Ditching RememberTheMilk
I’ve always liked Remember The Milk, the “web 2.0″ online task manager that is so well syndicated over channels such as Google Calendar, Twitter, mobile apps, etc. Also, the RTM team is situated in Chatswood, Sydney which is a place that I fondly recall inhabitating while in Australia. Because of this, and the fact that no one can resist the cuteness of their moo-moo cow logo and their mascot, Bob T. Monkey, I have a natural affinity towards the service.
It didn’t take long for me to find out that this affinity is uni-directional. RTM’s seeming openness is only superficial.
The story began almost a year ago.
I have been using MojiPage (my startup) daily for checking weather, reading news, and interacting with social media sites. Knowing that RTM has an API (who doesn’t these days?), I thought to myself: “how great would it be if I could write an RTM widget for MojiPage?”
So, I looked up what I need to achieve the idea, and found out that RTM issues API keys to non-commercial developers, but commercial arrangement is possible with prior arrangement. Quoting their API page:
The Remember The Milk API allows anyone to write applications that interact with Remember The Milk. At this time, the API is available for non-commercial use by outside developers (however, commercial use is possible by prior arrangement). The design of the Remember The Milk API was inspired by the Flickr API.
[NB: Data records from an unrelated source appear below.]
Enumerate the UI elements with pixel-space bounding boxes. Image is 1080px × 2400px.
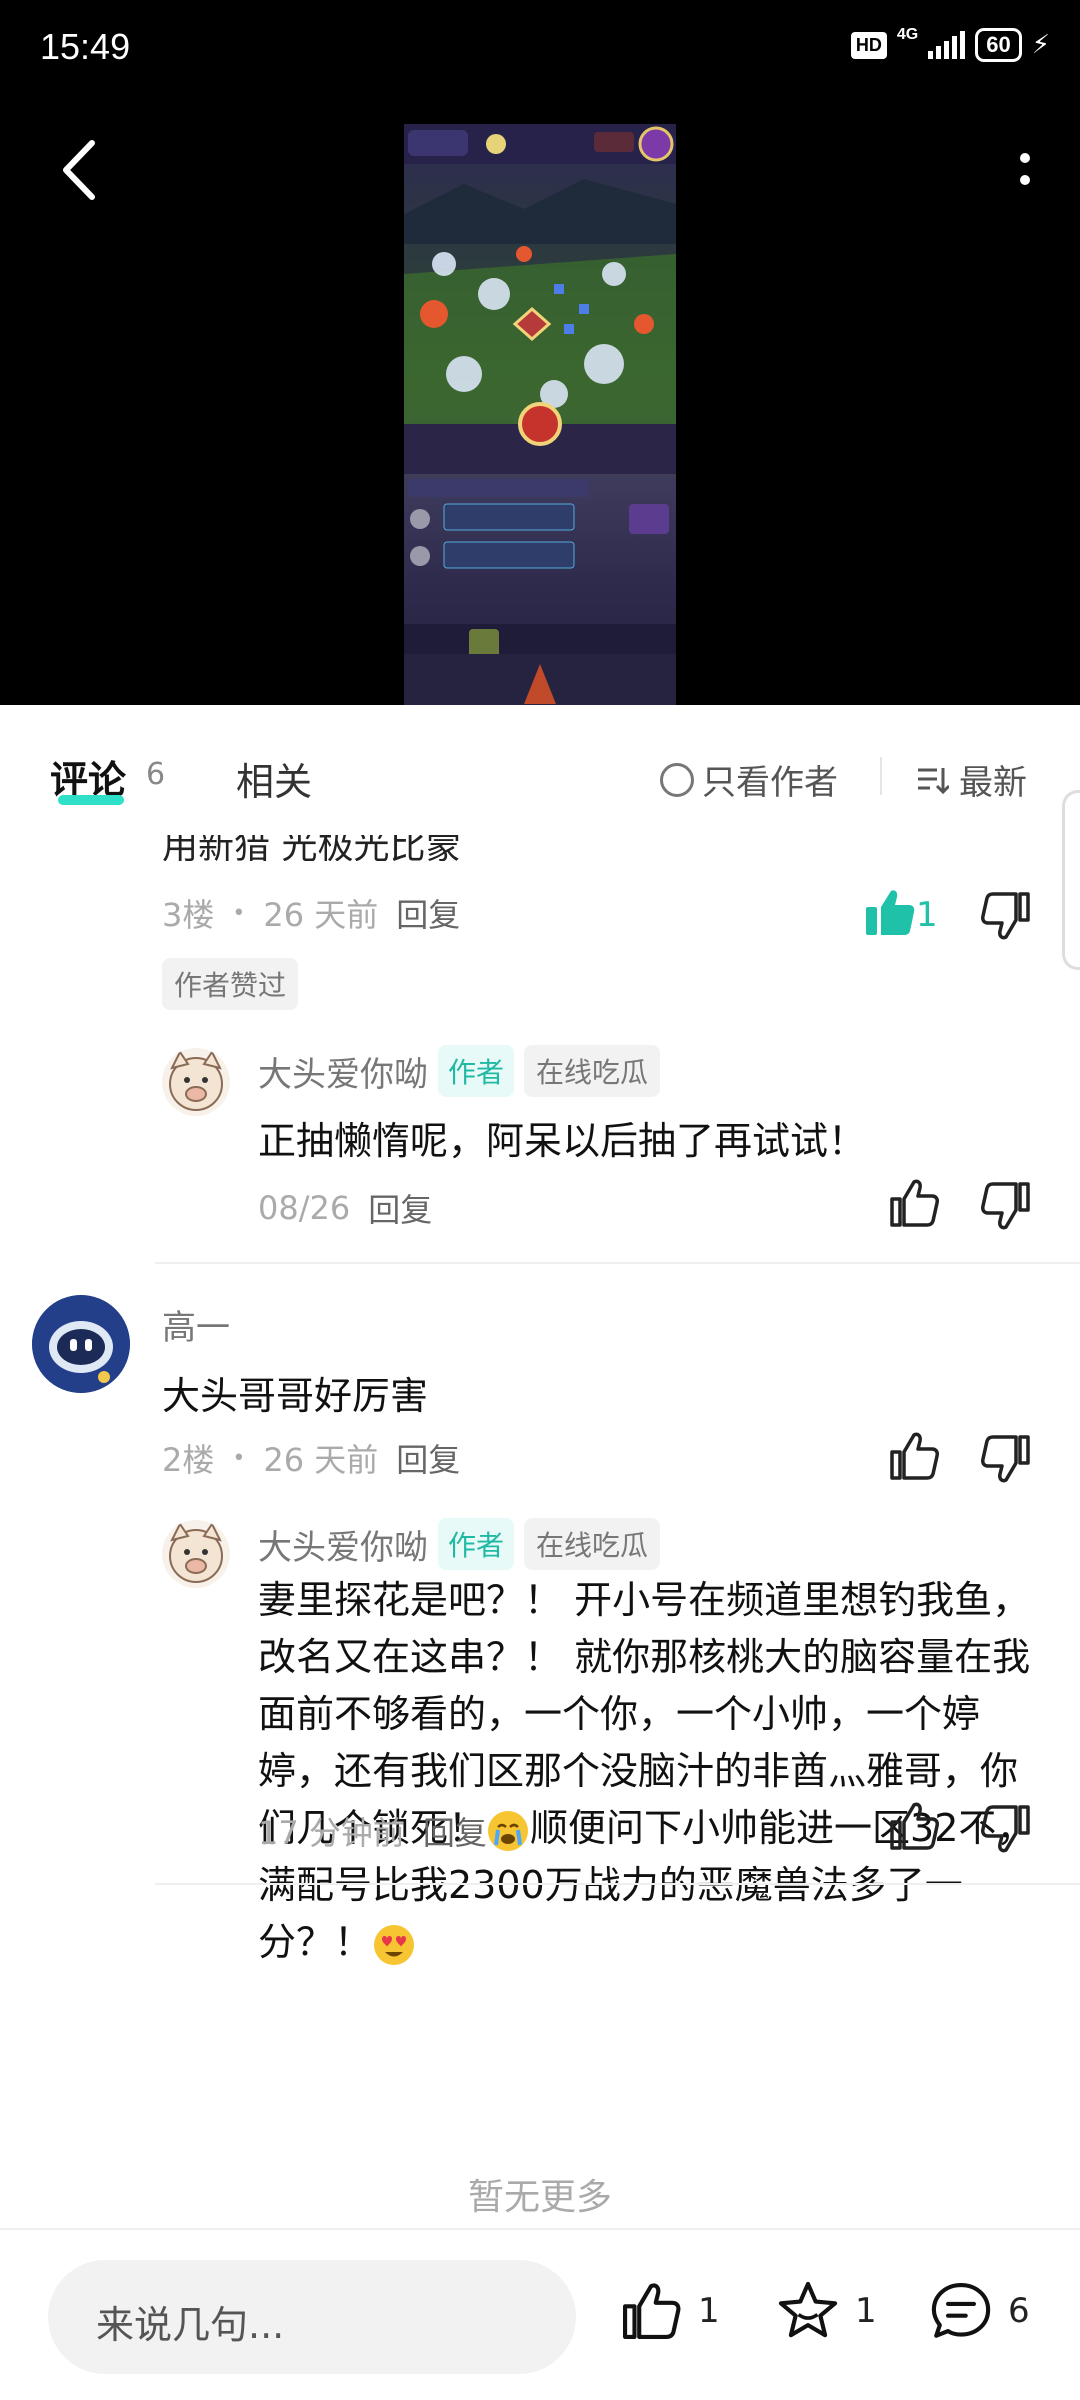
favorite-count: 1 [855,2291,877,2331]
username[interactable]: 大头爱你呦 [258,1520,428,1569]
star-icon [778,2281,838,2338]
thumbs-up-icon [890,1802,939,1850]
author-only-toggle[interactable]: 只看作者 [660,755,838,804]
thumbs-down-icon [981,1182,1030,1230]
reply-user-line: 大头爱你呦 作者 在线吃瓜 [258,1045,661,1097]
reply-button[interactable]: 回复 [396,1435,460,1481]
user-title-tag: 在线吃瓜 [524,1518,661,1570]
sort-icon [918,767,949,794]
crying-emoji-icon [488,1810,529,1851]
network-type: 4G [896,26,919,43]
thumbs-up-icon [890,1179,939,1227]
thumbs-down-icon [981,892,1030,940]
comment-meta: 3楼 • 26 天前 回复 [162,890,460,936]
dislike-button[interactable] [978,1801,1034,1857]
author-liked-badge: 作者赞过 [162,958,299,1010]
no-more-label: 暂无更多 [467,2177,612,2218]
dislike-button[interactable] [978,1431,1034,1487]
reply-meta: 17 分钟前 回复 [258,1808,487,1854]
radio-icon [660,762,694,797]
comment-divider [155,1883,1080,1885]
side-drawer-handle[interactable] [1062,790,1080,970]
status-bar: 15:49 HD 4G 60 ⚡ [0,0,1080,100]
author-tag: 作者 [438,1518,515,1570]
video-area: 15:49 HD 4G 60 ⚡ [0,0,1080,705]
reply-text: 妻里探花是吧？！ 开小号在频道里想钓我鱼，改名又在这串？！ 就你那核桃大的脑容量… [258,1572,1048,1971]
thumbs-down-icon [981,1435,1030,1483]
battery-icon: 60 [975,28,1022,62]
like-button[interactable] [886,1798,942,1854]
dislike-button[interactable] [978,888,1034,944]
tab-active-indicator [58,795,124,805]
avatar[interactable] [32,1295,130,1393]
status-icons: HD 4G 60 ⚡ [850,26,1050,62]
status-time: 15:49 [40,26,131,67]
like-post-count: 1 [698,2291,720,2331]
comment-bubble-icon [931,2283,991,2338]
like-button[interactable] [886,1175,942,1231]
thumbs-down-icon [981,1805,1030,1853]
bottom-action-bar: 来说几句... 1 1 6 [0,2228,1080,2400]
user-title-tag: 在线吃瓜 [524,1045,661,1097]
reply-user-line: 大头爱你呦 作者 在线吃瓜 [258,1518,661,1570]
comment-input-placeholder: 来说几句... [96,2303,285,2347]
comments-button[interactable]: 6 [928,2278,1030,2344]
comment-tabs: 评论 6 相关 只看作者 最新 [0,705,1080,815]
robot-avatar-icon [32,1295,130,1393]
more-dots-icon [1020,153,1030,185]
comments-total-count: 6 [1008,2291,1030,2331]
favorite-button[interactable]: 1 [775,2278,877,2344]
charging-icon: ⚡ [1031,30,1050,60]
more-options-button[interactable] [1010,145,1040,195]
avatar[interactable] [162,1520,230,1588]
username[interactable]: 高一 [162,1300,230,1349]
heart-eyes-emoji-icon [374,1924,415,1965]
sort-button[interactable]: 最新 [915,755,1027,804]
tab-related[interactable]: 相关 [236,751,312,806]
dislike-button[interactable] [978,1178,1034,1234]
signal-icon [928,31,966,59]
like-post-button[interactable]: 1 [618,2278,720,2344]
username[interactable]: 大头爱你呦 [258,1047,428,1096]
comment-divider [155,1262,1080,1264]
pig-avatar-icon [169,1522,223,1583]
reply-button[interactable]: 回复 [396,890,460,936]
reply-button[interactable]: 回复 [423,1808,487,1854]
like-button[interactable] [886,1428,942,1484]
author-tag: 作者 [438,1045,515,1097]
floor-label: 2楼 [162,1441,215,1479]
reply-text: 正抽懒惰呢，阿呆以后抽了再试试！ [258,1119,867,1163]
floor-label: 3楼 [162,896,215,934]
game-screenshot-image [404,124,676,705]
comment-text: 大头哥哥好厉害 [162,1374,429,1418]
comment-meta: 2楼 • 26 天前 回复 [162,1435,460,1481]
comment-text: 用新猎 光极光比蒙 [162,835,462,861]
tab-divider [880,757,882,795]
reply-button[interactable]: 回复 [368,1185,432,1231]
like-button[interactable] [862,885,918,941]
comment-time: 26 天前 [263,1441,379,1479]
avatar[interactable] [162,1048,230,1116]
comment-input[interactable]: 来说几句... [48,2260,576,2374]
pig-avatar-icon [169,1050,223,1111]
thumbs-up-filled-icon [866,890,915,935]
reply-time: 17 分钟前 [258,1814,405,1852]
sort-label: 最新 [959,763,1027,803]
comments-count: 6 [146,757,166,792]
thumbs-up-icon [890,1432,939,1480]
back-button[interactable] [50,135,110,205]
like-count: 1 [916,895,938,935]
reply-time: 08/26 [258,1189,351,1227]
author-only-label: 只看作者 [702,763,838,803]
back-arrow-icon [63,140,95,200]
hd-icon: HD [850,31,887,59]
video-thumbnail[interactable] [404,124,676,705]
thumbs-up-icon [623,2283,681,2339]
comment-time: 26 天前 [263,896,379,934]
reply-meta: 08/26 回复 [258,1185,432,1231]
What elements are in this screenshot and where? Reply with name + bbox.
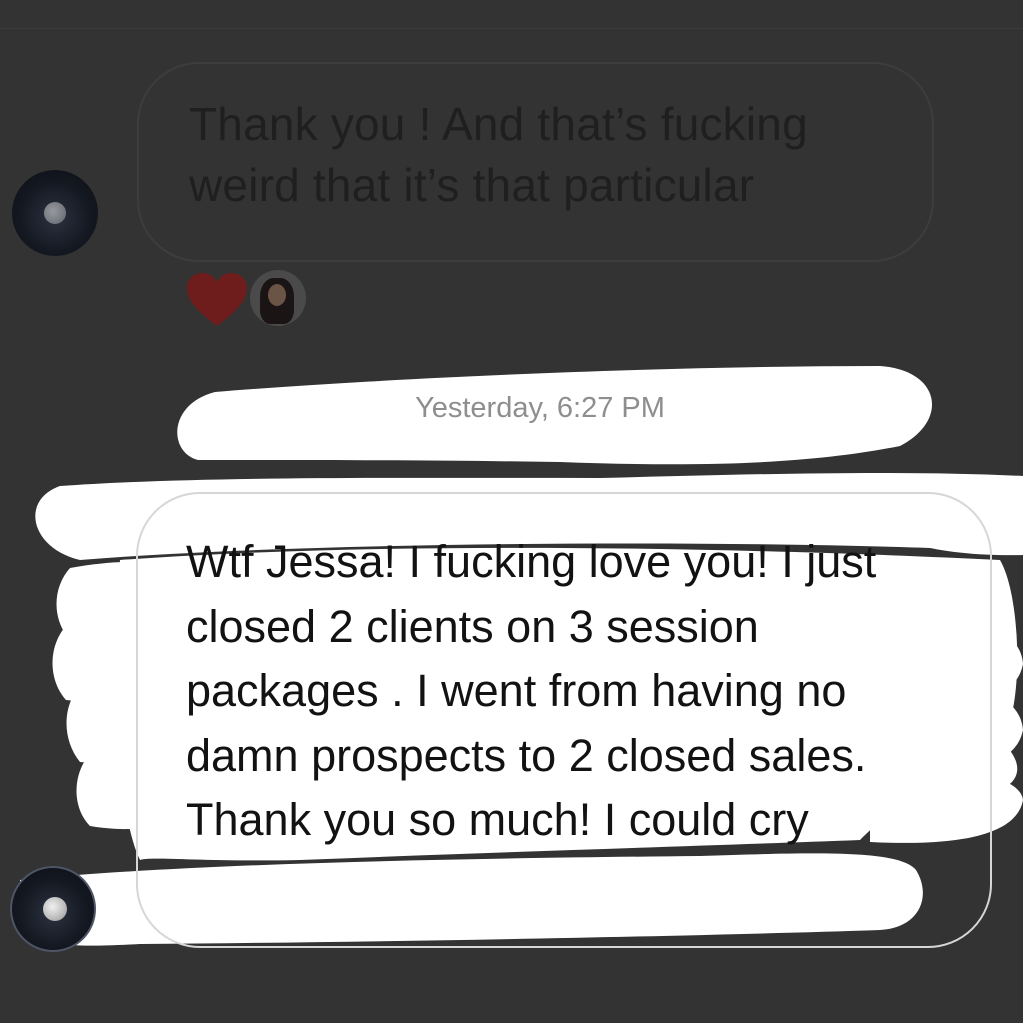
header-divider xyxy=(0,28,1023,29)
heart-icon[interactable] xyxy=(186,272,248,328)
contact-avatar[interactable] xyxy=(12,170,98,256)
message-text-1: Thank you ! And that’s fucking weird tha… xyxy=(189,98,808,211)
message-timestamp: Yesterday, 6:27 PM xyxy=(415,392,665,424)
moon-icon xyxy=(43,897,67,921)
message-bubble-1[interactable]: Thank you ! And that’s fucking weird tha… xyxy=(137,62,934,262)
reactor-avatar[interactable] xyxy=(250,270,306,326)
contact-avatar-2[interactable] xyxy=(10,866,96,952)
reactor-face xyxy=(268,284,286,306)
chat-thread: Thank you ! And that’s fucking weird tha… xyxy=(0,0,1023,1023)
message-text-2: Wtf Jessa! I fucking love you! I just cl… xyxy=(186,536,877,845)
moon-icon xyxy=(44,202,66,224)
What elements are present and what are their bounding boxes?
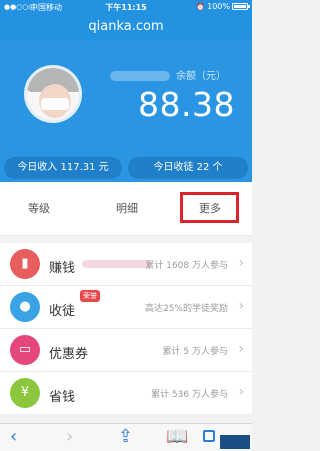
chevron-right-icon: ›: [238, 341, 244, 357]
list-item-apprentice[interactable]: ● 收徒 荣誉 高达25%的学徒奖励 ›: [0, 286, 252, 329]
earn-icon: ▮: [10, 249, 40, 279]
blurred-overlay: [82, 260, 152, 268]
apprentice-icon: ●: [10, 292, 40, 322]
list-item-title: 赚钱: [49, 261, 76, 276]
balance-label: 余额（元）: [176, 71, 226, 82]
list-item-subtitle: 累计 536 万人参与: [151, 390, 228, 400]
blurred-username: [110, 71, 170, 81]
tab-details[interactable]: 明细: [116, 200, 138, 216]
tab-bar: 等级 明细 更多: [0, 182, 252, 236]
tabs-icon[interactable]: [203, 427, 215, 447]
avatar[interactable]: [24, 65, 82, 123]
watermark-logo: [220, 435, 250, 449]
coupon-icon-glyph: ▭: [18, 342, 32, 357]
list-item-coupon[interactable]: ▭ 优惠券 累计 5 万人参与 ›: [0, 329, 252, 372]
promo-badge: 荣誉: [80, 290, 100, 302]
status-right: ⏰ 100%: [196, 2, 250, 11]
save-money-icon: ¥: [10, 378, 40, 408]
balance-value: 88.38: [138, 85, 235, 124]
battery-percent: 100%: [207, 2, 230, 11]
today-apprentice-pill[interactable]: 今日收徒 22 个: [128, 157, 248, 179]
bookmarks-icon[interactable]: 📖: [166, 427, 188, 447]
apprentice-icon-glyph: ●: [19, 299, 31, 314]
alarm-icon: ⏰: [196, 2, 206, 11]
share-icon[interactable]: ⇪: [118, 427, 133, 447]
annotation-highlight-box: [180, 192, 239, 223]
list-item-subtitle: 高达25%的学徒奖励: [144, 304, 228, 314]
account-header: 余额（元） 88.38 今日收入 117.31 元 今日收徒 22 个: [0, 40, 252, 182]
chevron-right-icon: ›: [238, 384, 244, 400]
url-text: qianka.com: [88, 19, 164, 34]
chevron-right-icon: ›: [238, 255, 244, 271]
back-icon[interactable]: ‹: [10, 427, 17, 447]
list-item-save-money[interactable]: ¥ 省钱 累计 536 万人参与 ›: [0, 372, 252, 415]
battery-fill: [234, 5, 246, 8]
earn-icon-glyph: ▮: [21, 256, 29, 271]
feature-list: ▮ 赚钱 累计 1608 万人参与 › ● 收徒 荣誉 高达25%的学徒奖励 ›…: [0, 243, 252, 415]
forward-icon[interactable]: ›: [66, 427, 73, 447]
avatar-mask: [41, 98, 69, 110]
browser-toolbar: ‹ › ⇪ 📖: [0, 423, 252, 451]
list-item-subtitle: 累计 5 万人参与: [162, 347, 228, 357]
today-income-pill[interactable]: 今日收入 117.31 元: [4, 157, 122, 179]
tab-level[interactable]: 等级: [28, 200, 50, 216]
tabs-icon-box: [203, 430, 215, 442]
list-item-title: 优惠券: [49, 347, 89, 362]
chevron-right-icon: ›: [238, 298, 244, 314]
status-bar: ●●○○○ 中国移动 下午11:15 ⏰ 100%: [0, 0, 252, 14]
coupon-icon: ▭: [10, 335, 40, 365]
list-item-title: 省钱: [49, 390, 76, 405]
list-item-title: 收徒: [49, 304, 76, 319]
save-money-icon-glyph: ¥: [20, 385, 30, 400]
list-item-earn[interactable]: ▮ 赚钱 累计 1608 万人参与 ›: [0, 243, 252, 286]
address-bar[interactable]: qianka.com: [0, 14, 252, 40]
battery-icon: [232, 3, 250, 10]
list-item-subtitle: 累计 1608 万人参与: [145, 261, 228, 271]
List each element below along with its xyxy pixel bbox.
I’m not averse to working out an arrangement with RTM. Given that the Flickr API had similar licensing restrictions and yet they granted us a license, I couldn’t imagine it’ll be too much of a problem. So, I applied for an API key outlining my proposal to RTM.
A day, two days, god knows how many days passed.. no response.
Thinking that my message could have ended up in their spam box, I re-applied for it. Again, weeks passed without any answer, not even an acknowledgement email. I cannot recall if there was a third message that I sent, but I also tried calling the number gotten from their domain whois record, only to reach a voicemail box always. Leaving voicemail didn’t elicit any response either.
Now, I can understand that RTM is a subscription-based service, and they need to protect their revenue stream but is a response too much to ask?
For this reason, I’m migrating my personal TODO list over to Evernote, which looks more feature-complete over what RTM offers. I’m looking forward to it.